THERE HAS BEEN too much dying, lately, in the human and more-than-merely-human worlds. Buses crash, dams are blown, drought reigns, violence flares, vengeance goes viral. Souls are annihilated by tyrannies and digits; authenticity is quelled by artifice. On top of all the misadventure and general badness, it is true, as Atul Gawande puts it, that our bodies wear until they can wear no more. Life runs out for each of us.

There is always too much dying. And each death leaves a lifelong sadness in the world, where the one who dies was known and loved.

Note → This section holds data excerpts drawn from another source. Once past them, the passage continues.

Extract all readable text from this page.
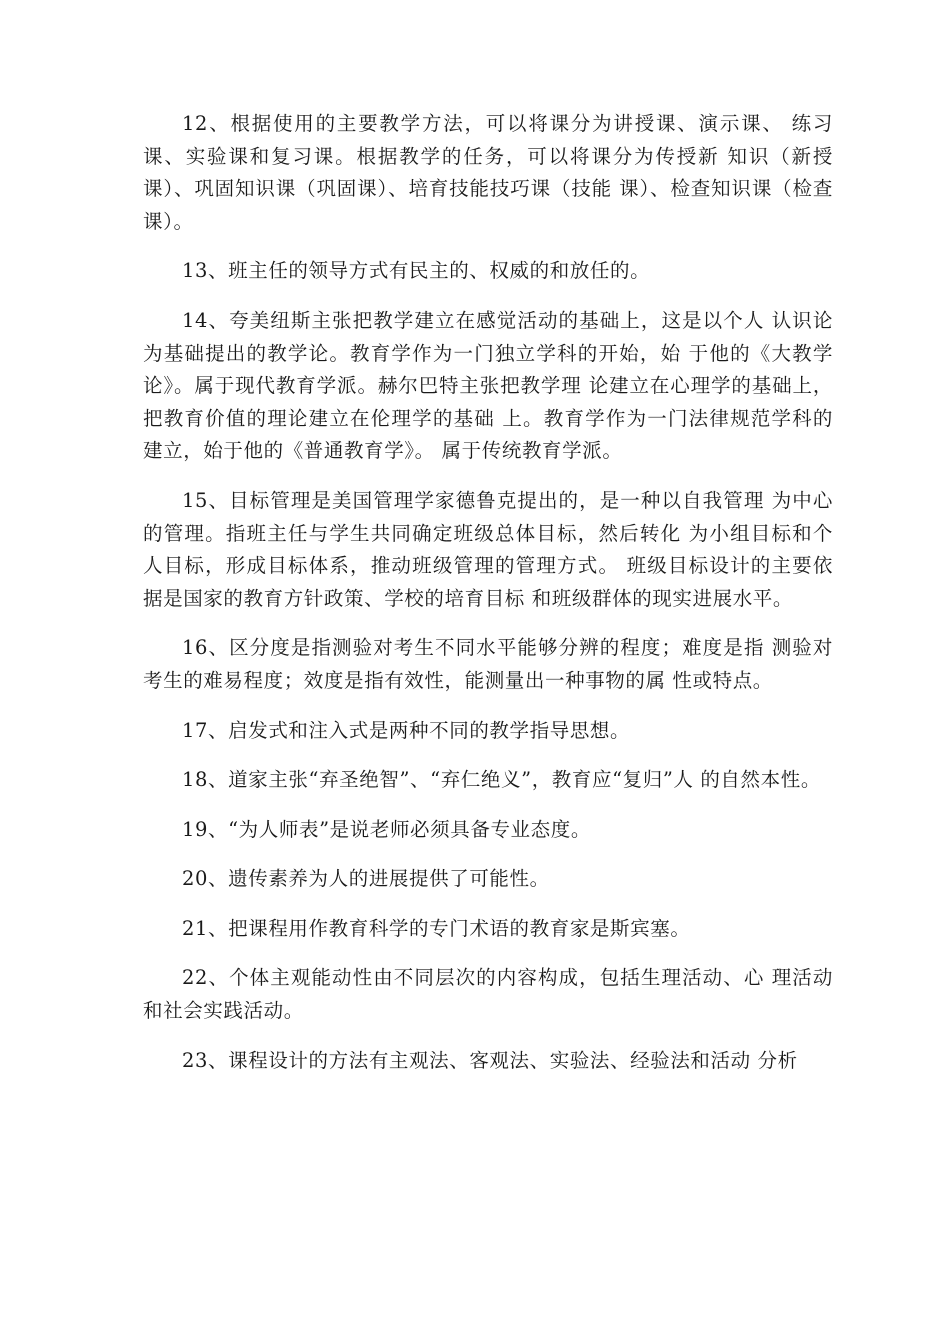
12、根据使用的主要教学方法，可以将课分为讲授课、演示课、 练习课、实验课和复习课。根据教学的任务，可以将课分为传授新 知识（新授课）、巩固知识课（巩固课）、培育技能技巧课（技能 课）、检查知识课（检查课）。

13、班主任的领导方式有民主的、权威的和放任的。

14、夸美纽斯主张把教学建立在感觉活动的基础上，这是以个人 认识论为基础提出的教学论。教育学作为一门独立学科的开始，始 于他的《大教学论》。属于现代教育学派。赫尔巴特主张把教学理 论建立在心理学的基础上，把教育价值的理论建立在伦理学的基础 上。教育学作为一门法律规范学科的建立，始于他的《普通教育学》。 属于传统教育学派。

15、目标管理是美国管理学家德鲁克提出的，是一种以自我管理 为中心的管理。指班主任与学生共同确定班级总体目标，然后转化 为小组目标和个人目标，形成目标体系，推动班级管理的管理方式。 班级目标设计的主要依据是国家的教育方针政策、学校的培育目标 和班级群体的现实进展水平。

16、区分度是指测验对考生不同水平能够分辨的程度；难度是指 测验对考生的难易程度；效度是指有效性，能测量出一种事物的属 性或特点。

17、启发式和注入式是两种不同的教学指导思想。

18、道家主张“弃圣绝智”、“弃仁绝义”，教育应“复归”人 的自然本性。

19、“为人师表”是说老师必须具备专业态度。

20、遗传素养为人的进展提供了可能性。

21、把课程用作教育科学的专门术语的教育家是斯宾塞。

22、个体主观能动性由不同层次的内容构成，包括生理活动、心 理活动和社会实践活动。

23、课程设计的方法有主观法、客观法、实验法、经验法和活动 分析
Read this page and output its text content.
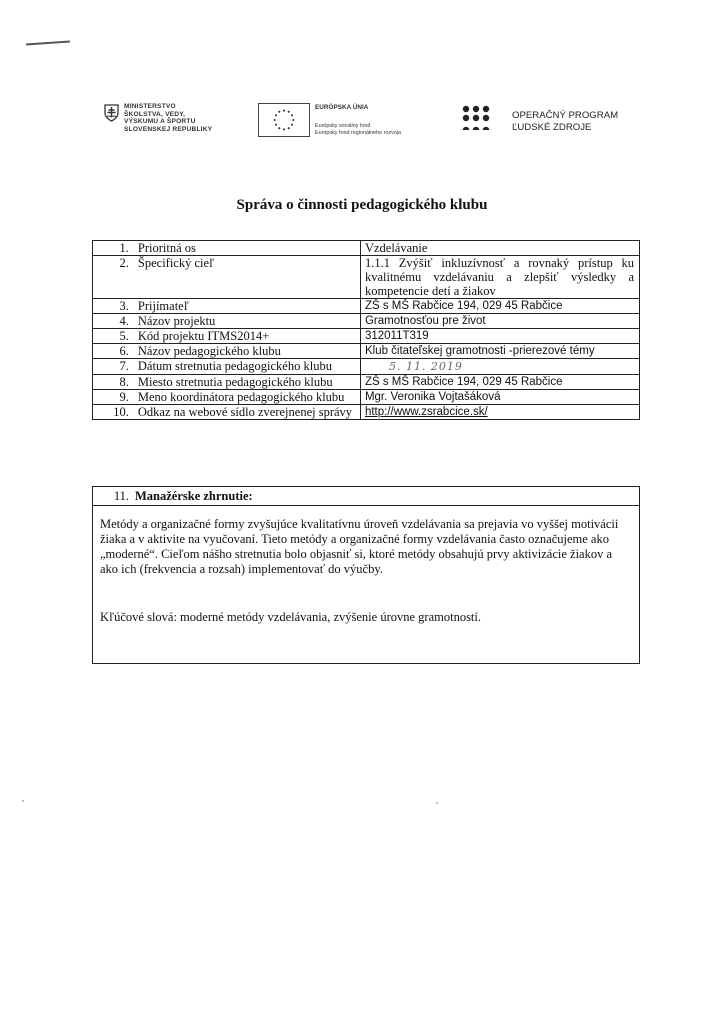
MINISTERSTVO
ŠKOLSTVA, VEDY,
VÝSKUMU A ŠPORTU
SLOVENSKEJ REPUBLIKY
EURÓPSKA ÚNIA
Európsky sociálny fond
Európsky fond regionálneho rozvoja
OPERAČNÝ PROGRAM
ĽUDSKÉ ZDROJE
Správa o činnosti pedagogického klubu
1.	Prioritná os	Vzdelávanie
2.	Špecifický cieľ	1.1.1 Zvýšiť inkluzívnosť a rovnaký prístup ku kvalitnému vzdelávaniu a zlepšiť výsledky a kompetencie detí a žiakov
3.	Prijímateľ	ZŠ s MŠ Rabčice 194, 029 45 Rabčice
4.	Názov projektu	Gramotnosťou pre život
5.	Kód projektu ITMS2014+	312011T319
6.	Názov pedagogického klubu	Klub čitateľskej gramotnosti -prierezové témy
7.	Dátum stretnutia pedagogického klubu	5. 11. 2019
8.	Miesto stretnutia pedagogického klubu	ZŠ s MŠ Rabčice 194, 029 45 Rabčice
9.	Meno koordinátora pedagogického klubu	Mgr. Veronika Vojtašáková
10.	Odkaz na webové sídlo zverejnenej správy	http://www.zsrabcice.sk/
11. Manažérske zhrnutie:

Metódy a organizačné formy zvyšujúce kvalitatívnu úroveň vzdelávania sa prejavia vo vyššej motivácii žiaka a v aktivite na vyučovaní. Tieto metódy a organizačné formy vzdelávania často označujeme ako „moderné“. Cieľom nášho stretnutia bolo objasniť si, ktoré metódy obsahujú prvy aktivizácie žiakov a ako ich (frekvencia a rozsah) implementovať do výučby.

Kľúčové slová: moderné metódy vzdelávania, zvýšenie úrovne gramotností.
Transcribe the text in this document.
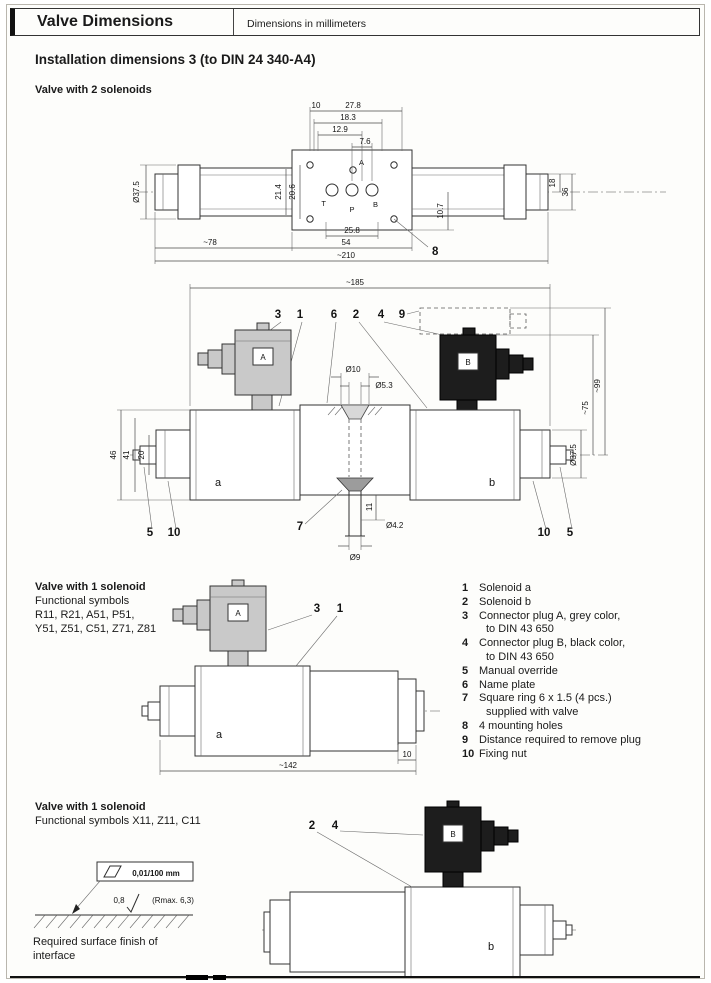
Valve Dimensions	Dimensions in millimeters
Installation dimensions 3 (to DIN 24 340-A4)
Valve with 2 solenoids
A
T
P
B
8
10	27.8
18.3
12.9
7.6
Ø37.5	21.4 20.6
10.7
18
36
25.8
54
~78
~210
~185
3 1 6 2 4 9
A
B
a	b
Ø10
Ø5.3
46 41 20	Ø37.5
~75
~99
11
Ø4.2
Ø9
5 10	7	10 5
Valve with 1 solenoid
Functional symbols
R11, R21, A51, P51,
Y51, Z51, C51, Z71, Z81
a
A	3 1
10
~142
1 Solenoid a
2 Solenoid b
3 Connector plug A, grey color,
to DIN 43 650
4 Connector plug B, black color,
to DIN 43 650
5 Manual override
6 Name plate
7 Square ring 6 x 1.5 (4 pcs.)
supplied with valve
8 4 mounting holes
9 Distance required to remove plug
10 Fixing nut
Valve with 1 solenoid
Functional symbols X11, Z11, C11
0,01/100 mm
0,8	(Rmax. 6,3)
Required surface finish of
interface
b
B
2 4
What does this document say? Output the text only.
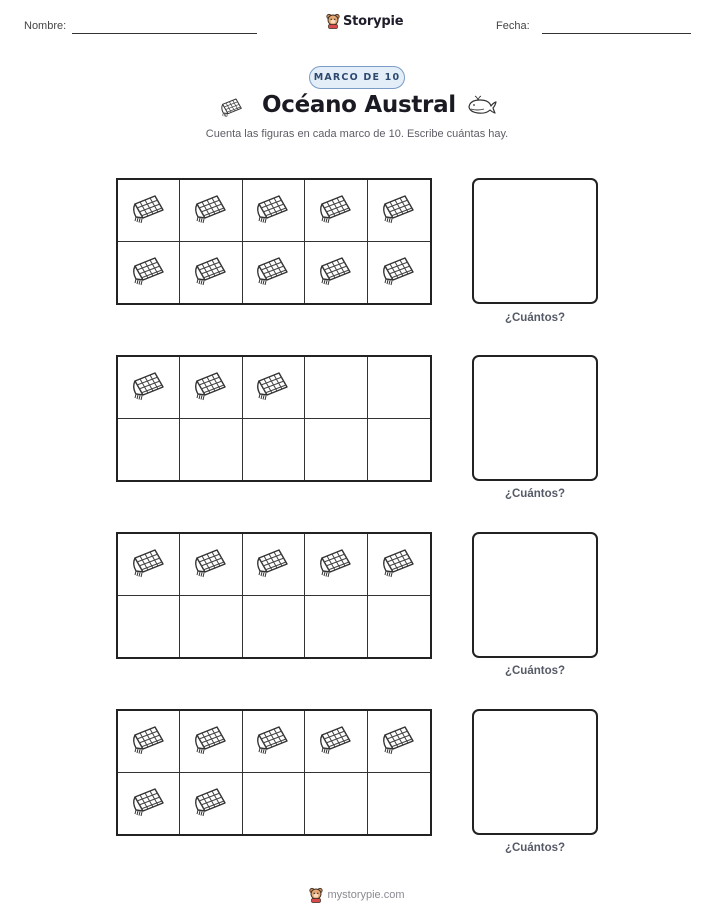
Nombre:	Storypie	Fecha:
MARCO DE 10
Océano Austral
Cuenta las figuras en cada marco de 10. Escribe cuántas hay.
¿Cuántos?
¿Cuántos?
¿Cuántos?
¿Cuántos?
mystorypie.com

But there is a sadness worlds deep, and the universe hangs unhinged, its gates swinging madly, when a great one, known to so many and so intimately through their art, passes. As Cormac McCarthy has done overnight. He leaves his words, though, and the very great difference they have made and will go on making—to a human understanding of land and unbelonging, and of our capacity to hold a slender meridian, most of the time, between darkness and light, between cruelty and tenderness, between thought and embodied sense, as Cormac’s prose did—and sometimes to fall and nearly always to find one’s forgiven feet again.

So farewell, Cormac McCarthy. Your writing was a habitable wilderness for me and many. Your sentences taught me poetry and the mathematics of grace. Thank you for being among us in your life and in your works. Thank you for your serious heart and the wild and tender music of your mind and how you spoke it.